You see the idea for me was for him to start and then for me to chip in when I got up my confidence. That was the sad thing; back then I never believed I could start off anything myself. And when I got him to start, it was so good and I felt so inspired and just needed a few more words to spring out from him, as I really started to get to grips with the character and the mood and then I’d have something really good, something really worth recording. I mean I knew I needed him and couldn’t go it alone. And now I remember this wasn’t even the first time. He’d helped me years before and what he’d done was simply amazing — I can hardly believe I’m talking about my father here — and I’ve still got it on tape. And the voice he was doing the second time was from back then, it was part of this character that we’d already created, and this was a follow-up. The character was my idea, the story too, I mean the story wasn’t set but was just supposed to develop naturally and inevitably from the character, and I’d thought out all the traits and the idiosyncrasies of this character and my father had merely performed it. Which is why I’d come back to him. But this time he was older, and it was as if he didn’t have the energy for it, and this seemed to coincide with him trying to make the point that I wasn’t able to do it myself, and so I wonder now whether he just did it the first time out of this sense of protecting me and helping me, because I’d convinced myself that it had been more of a collaboration, that I had somehow been instrumental in awakening his powers, but his reluctance and low energy and disinterest on this occasion seemed to suggest otherwise.

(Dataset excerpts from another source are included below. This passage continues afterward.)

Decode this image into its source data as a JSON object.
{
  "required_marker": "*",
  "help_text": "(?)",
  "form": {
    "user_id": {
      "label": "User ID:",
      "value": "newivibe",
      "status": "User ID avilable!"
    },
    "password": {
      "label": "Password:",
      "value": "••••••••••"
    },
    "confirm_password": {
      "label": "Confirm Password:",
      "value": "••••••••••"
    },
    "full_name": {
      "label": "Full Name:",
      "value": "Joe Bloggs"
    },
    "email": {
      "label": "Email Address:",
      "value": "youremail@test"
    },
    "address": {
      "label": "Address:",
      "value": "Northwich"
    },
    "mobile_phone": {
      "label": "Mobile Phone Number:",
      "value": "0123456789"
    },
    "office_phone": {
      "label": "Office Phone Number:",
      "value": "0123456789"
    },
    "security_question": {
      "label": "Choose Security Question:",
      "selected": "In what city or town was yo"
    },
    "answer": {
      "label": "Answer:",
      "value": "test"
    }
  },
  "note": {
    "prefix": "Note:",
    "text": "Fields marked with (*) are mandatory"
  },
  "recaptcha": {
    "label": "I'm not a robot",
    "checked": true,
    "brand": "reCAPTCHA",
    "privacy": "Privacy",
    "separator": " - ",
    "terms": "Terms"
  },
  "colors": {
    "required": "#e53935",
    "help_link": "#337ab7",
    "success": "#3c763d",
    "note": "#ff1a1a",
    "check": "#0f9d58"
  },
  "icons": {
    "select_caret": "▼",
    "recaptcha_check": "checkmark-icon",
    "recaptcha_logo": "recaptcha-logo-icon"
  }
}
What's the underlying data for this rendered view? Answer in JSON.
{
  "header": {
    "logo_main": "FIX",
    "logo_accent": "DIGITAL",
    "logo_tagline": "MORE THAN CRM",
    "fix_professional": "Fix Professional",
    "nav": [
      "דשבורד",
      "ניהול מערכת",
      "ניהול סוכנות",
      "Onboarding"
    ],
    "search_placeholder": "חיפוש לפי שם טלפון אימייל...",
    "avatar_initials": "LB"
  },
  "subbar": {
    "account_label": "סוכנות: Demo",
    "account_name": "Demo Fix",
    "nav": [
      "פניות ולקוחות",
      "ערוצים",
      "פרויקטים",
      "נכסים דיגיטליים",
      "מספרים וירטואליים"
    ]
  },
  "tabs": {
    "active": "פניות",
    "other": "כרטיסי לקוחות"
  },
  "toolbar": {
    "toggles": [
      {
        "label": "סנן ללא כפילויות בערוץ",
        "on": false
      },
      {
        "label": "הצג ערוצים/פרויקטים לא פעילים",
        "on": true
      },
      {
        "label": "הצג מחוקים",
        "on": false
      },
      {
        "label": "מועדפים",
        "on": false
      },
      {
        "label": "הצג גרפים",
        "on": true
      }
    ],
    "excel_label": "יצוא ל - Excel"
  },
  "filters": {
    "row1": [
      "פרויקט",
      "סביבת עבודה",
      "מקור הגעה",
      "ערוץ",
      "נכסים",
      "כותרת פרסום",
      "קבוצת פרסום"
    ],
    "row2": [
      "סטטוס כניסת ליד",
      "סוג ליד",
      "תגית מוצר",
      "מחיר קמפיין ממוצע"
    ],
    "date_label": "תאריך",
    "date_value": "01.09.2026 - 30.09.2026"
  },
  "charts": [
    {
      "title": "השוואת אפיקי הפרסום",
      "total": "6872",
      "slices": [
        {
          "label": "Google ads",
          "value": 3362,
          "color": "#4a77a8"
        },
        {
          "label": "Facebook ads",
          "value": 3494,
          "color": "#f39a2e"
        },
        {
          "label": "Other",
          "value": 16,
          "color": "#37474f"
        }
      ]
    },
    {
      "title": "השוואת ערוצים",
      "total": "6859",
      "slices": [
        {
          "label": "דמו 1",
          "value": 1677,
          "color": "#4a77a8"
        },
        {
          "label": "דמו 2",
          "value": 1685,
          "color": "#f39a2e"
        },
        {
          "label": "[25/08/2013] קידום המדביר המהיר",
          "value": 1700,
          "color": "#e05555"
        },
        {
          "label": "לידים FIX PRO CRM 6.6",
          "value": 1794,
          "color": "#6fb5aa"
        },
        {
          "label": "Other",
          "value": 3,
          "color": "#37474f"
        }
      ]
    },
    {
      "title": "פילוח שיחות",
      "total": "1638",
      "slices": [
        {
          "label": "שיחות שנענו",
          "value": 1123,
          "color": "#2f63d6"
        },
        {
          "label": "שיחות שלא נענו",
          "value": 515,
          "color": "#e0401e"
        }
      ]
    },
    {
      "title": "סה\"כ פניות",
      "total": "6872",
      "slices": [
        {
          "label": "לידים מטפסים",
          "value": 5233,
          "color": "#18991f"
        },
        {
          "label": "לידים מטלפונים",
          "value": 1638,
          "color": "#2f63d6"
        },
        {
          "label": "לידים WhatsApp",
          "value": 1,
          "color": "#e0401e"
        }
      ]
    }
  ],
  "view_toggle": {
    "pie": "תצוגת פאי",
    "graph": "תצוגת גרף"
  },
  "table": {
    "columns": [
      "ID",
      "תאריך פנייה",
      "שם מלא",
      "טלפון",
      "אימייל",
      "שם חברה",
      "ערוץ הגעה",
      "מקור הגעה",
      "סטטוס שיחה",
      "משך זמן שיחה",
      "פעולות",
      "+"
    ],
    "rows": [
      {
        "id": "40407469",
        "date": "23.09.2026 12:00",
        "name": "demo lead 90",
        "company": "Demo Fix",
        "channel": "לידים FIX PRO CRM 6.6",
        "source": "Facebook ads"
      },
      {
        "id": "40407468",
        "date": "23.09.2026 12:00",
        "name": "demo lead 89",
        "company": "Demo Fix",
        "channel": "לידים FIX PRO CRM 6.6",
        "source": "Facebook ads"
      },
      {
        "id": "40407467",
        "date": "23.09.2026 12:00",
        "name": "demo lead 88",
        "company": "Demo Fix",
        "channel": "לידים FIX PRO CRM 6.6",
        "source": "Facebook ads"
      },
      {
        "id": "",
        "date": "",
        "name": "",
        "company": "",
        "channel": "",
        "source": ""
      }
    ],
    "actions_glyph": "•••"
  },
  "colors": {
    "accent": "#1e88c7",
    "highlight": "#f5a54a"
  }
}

I cannot tell you how defeated I was, I was so deflated, I recognise that feeling today whenever I get excited about something and think it’s going to work out and then I just get let down, people let you down, and it was like that but a hundred times worse. What do you do with that feeling?
Then my sister Cheryl happened to come by. She came by just as my father was telling me that it was enough for the day, waving me down in his inimitable way. And so I was very surprised, it was completely unexpected, when she started having a go at my father for doing so, having a go at him for giving up, and she must have heard a bit of the skit, and I must have contributed something, because she berated my father for always giving up and told him that I was the one who really had the ability, not him, and I think she was intimating that I didn’t believe in myself enough and that if I did I wouldn’t have to feel beholden to my father, but I remember reeling with this shock and trying to grapple with the possibility that I could actually go it alone, which I’d never contemplated, it felt like walking into a black hole, and all I’d thought about myself and my father went up in the air, and perhaps this was a turning point, because it had always been the starting off bit that I struggled with, the getting into a character, it felt off and a bit wrong to go from being the very set ‘me’ to being an other, which we all knew was a fake, and there was my sister saying that I was actually better at it than my father, well now I don’t give a second thought to a voice or a character, I just do it, I don’t need anyone’s permission, I don’t need to go cap in hand to my father or anyone and wait until they’ve got the energy or stop when it wanes, yep that is the worst feeling to be beholden to someone, and I’ve really not collaborated with anyone since, and you know what thank god I don’t have to.